Michael Bérubé has a good, though a bit longwinded, post about theory.
People who resisted "theory" in English and Foreign Language Departments in the 1980s and 90s were, for the most part, intellectually incurious folks, as Michael points out. To cling to some love of "literature" in a purely reactionary formation is not helpful at all. On the other hand, there was a kind of theorizing that did indeed suppppress the "literary," and, indeed, the "theoretical" itself. That is to say, defenders of the literary did have a point; their problem was that they identified the "literary" per se with a single school of criticism ("New Criticism") in a profoundly ahistorical way. "Theory" is not a single thing, but the inevitable result of intellectual curiosity. While I may not be sympathetic to every direction theory has gone, I wouldn't want to put any pre-established limits on this curiosity.
There is a kind of fantasy that if theory somehow disappears, we can get back to the good old days. There were no good old days, however. Even the establishment of the "literary" was the result of a theorization, and came at the expense of other kinds of knowledge and erudition.
The negative aspect of theory has to do with a sort of bland eclecticism that takes every theorist of a certain renown as a valid starting point. That is, you can't just take for granted that a theorist has "demonstrated" something to be the case. You can't mix your Foucault and Derrida without taking into account the potential contradictions between the two thinkers. You can't just say, "It's all good." Some of it may be bad.

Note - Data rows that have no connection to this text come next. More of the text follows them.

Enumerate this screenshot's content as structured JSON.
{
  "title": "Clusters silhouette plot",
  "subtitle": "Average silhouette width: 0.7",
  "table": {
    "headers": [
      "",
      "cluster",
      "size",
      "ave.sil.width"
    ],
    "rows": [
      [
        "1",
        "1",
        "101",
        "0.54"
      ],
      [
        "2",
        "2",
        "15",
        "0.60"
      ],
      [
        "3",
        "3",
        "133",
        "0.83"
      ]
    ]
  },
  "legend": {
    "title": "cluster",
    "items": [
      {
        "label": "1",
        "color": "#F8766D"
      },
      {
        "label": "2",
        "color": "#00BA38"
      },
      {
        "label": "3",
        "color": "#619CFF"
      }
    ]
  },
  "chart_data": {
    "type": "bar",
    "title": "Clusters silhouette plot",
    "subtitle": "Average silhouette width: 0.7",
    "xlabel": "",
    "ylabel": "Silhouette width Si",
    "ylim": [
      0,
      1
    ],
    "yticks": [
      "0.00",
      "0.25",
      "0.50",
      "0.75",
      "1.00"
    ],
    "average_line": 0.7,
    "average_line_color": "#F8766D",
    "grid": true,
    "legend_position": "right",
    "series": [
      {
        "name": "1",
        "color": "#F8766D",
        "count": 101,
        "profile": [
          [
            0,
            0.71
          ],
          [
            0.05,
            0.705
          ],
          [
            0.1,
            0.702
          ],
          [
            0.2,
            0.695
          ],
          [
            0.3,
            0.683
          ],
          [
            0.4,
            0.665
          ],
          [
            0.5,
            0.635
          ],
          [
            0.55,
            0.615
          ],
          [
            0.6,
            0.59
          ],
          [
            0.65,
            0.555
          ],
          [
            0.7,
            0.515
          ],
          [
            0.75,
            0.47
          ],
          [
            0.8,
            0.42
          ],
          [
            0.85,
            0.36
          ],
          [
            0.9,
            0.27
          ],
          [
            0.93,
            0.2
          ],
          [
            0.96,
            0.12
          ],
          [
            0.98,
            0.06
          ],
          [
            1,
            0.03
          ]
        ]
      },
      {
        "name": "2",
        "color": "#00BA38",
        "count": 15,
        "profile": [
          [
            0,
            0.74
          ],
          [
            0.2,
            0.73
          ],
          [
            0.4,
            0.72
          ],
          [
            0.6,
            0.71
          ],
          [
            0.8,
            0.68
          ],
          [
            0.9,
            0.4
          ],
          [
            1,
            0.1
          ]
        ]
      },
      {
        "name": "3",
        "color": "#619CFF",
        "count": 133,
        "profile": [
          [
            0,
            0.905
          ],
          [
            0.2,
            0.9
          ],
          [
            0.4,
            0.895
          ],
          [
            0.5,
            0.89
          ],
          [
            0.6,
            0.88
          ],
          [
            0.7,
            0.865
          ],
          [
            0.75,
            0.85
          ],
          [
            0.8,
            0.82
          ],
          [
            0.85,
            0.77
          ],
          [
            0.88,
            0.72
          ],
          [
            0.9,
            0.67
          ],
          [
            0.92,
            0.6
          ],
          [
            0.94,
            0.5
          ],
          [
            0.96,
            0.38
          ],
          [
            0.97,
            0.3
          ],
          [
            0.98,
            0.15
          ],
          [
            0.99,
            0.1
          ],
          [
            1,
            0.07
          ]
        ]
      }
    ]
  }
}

Michael makes a good point about the Eagleton book that is used in many courses for graduate students. He calls it "a book so glib and unreliable that I would not inflict it on any serious student." I agree, but the fact is that such books have been used countless times to promulgate a sort of short-hand, glib, paint-by-the-numbers approach to theory. When I teach theory I only assign primary texts. Of course the students hate me for this!
There is also the demand that theorists demonstrate their literary bona fides. Yes, I really do love literature, even though I never talk about it in my work! I always get suspicious of a Frank Lentricchia who discovers that he really likes literature, after having tried to suppppppress literature for years!
2 comentarios:
But with Theory, can't you "start anywhere"? Don't all roads lead to Rome in this case? Different routes to the same flatening of the literary?
I am probably not qualified to opine on this subject, having been introduced to Theory by that Eagleton book. And I can read a few pages of Derrida or Hartman & then a certain sameness sets in. This may very well be my failure, not that of the theorists. Still, I can go back to Wordsworth, say -- either the poems or the prefaces -- & find what he says has a texture & detail & relationship to the ways in which language is used that is actually useful to me as a writer. I'm not interested in theory for theory's sake, though I guess I might be if I were working in an regular sort of English department, which I'm not.
I don't think that we can go back to a time "before theory," despite the fact that I have invoked Wordsworth above. Wordsworth was a sophisticated theorist. (I find some of his views useful, others not.) I just tossed in the trash an invitation to join from that group -- what is it? The American Literature Association? -- that broke away from the MLA over the Question of Theory several years ago. I tossed it in the trash because, as Dylan sings, "You can always go back, but you can't go back all the way."
And Berube is the last person in the universe who should be calling anybody glib.
I don't find Bérubé glib, myself. He can be a bit facetious, but then again I can be facetious as well.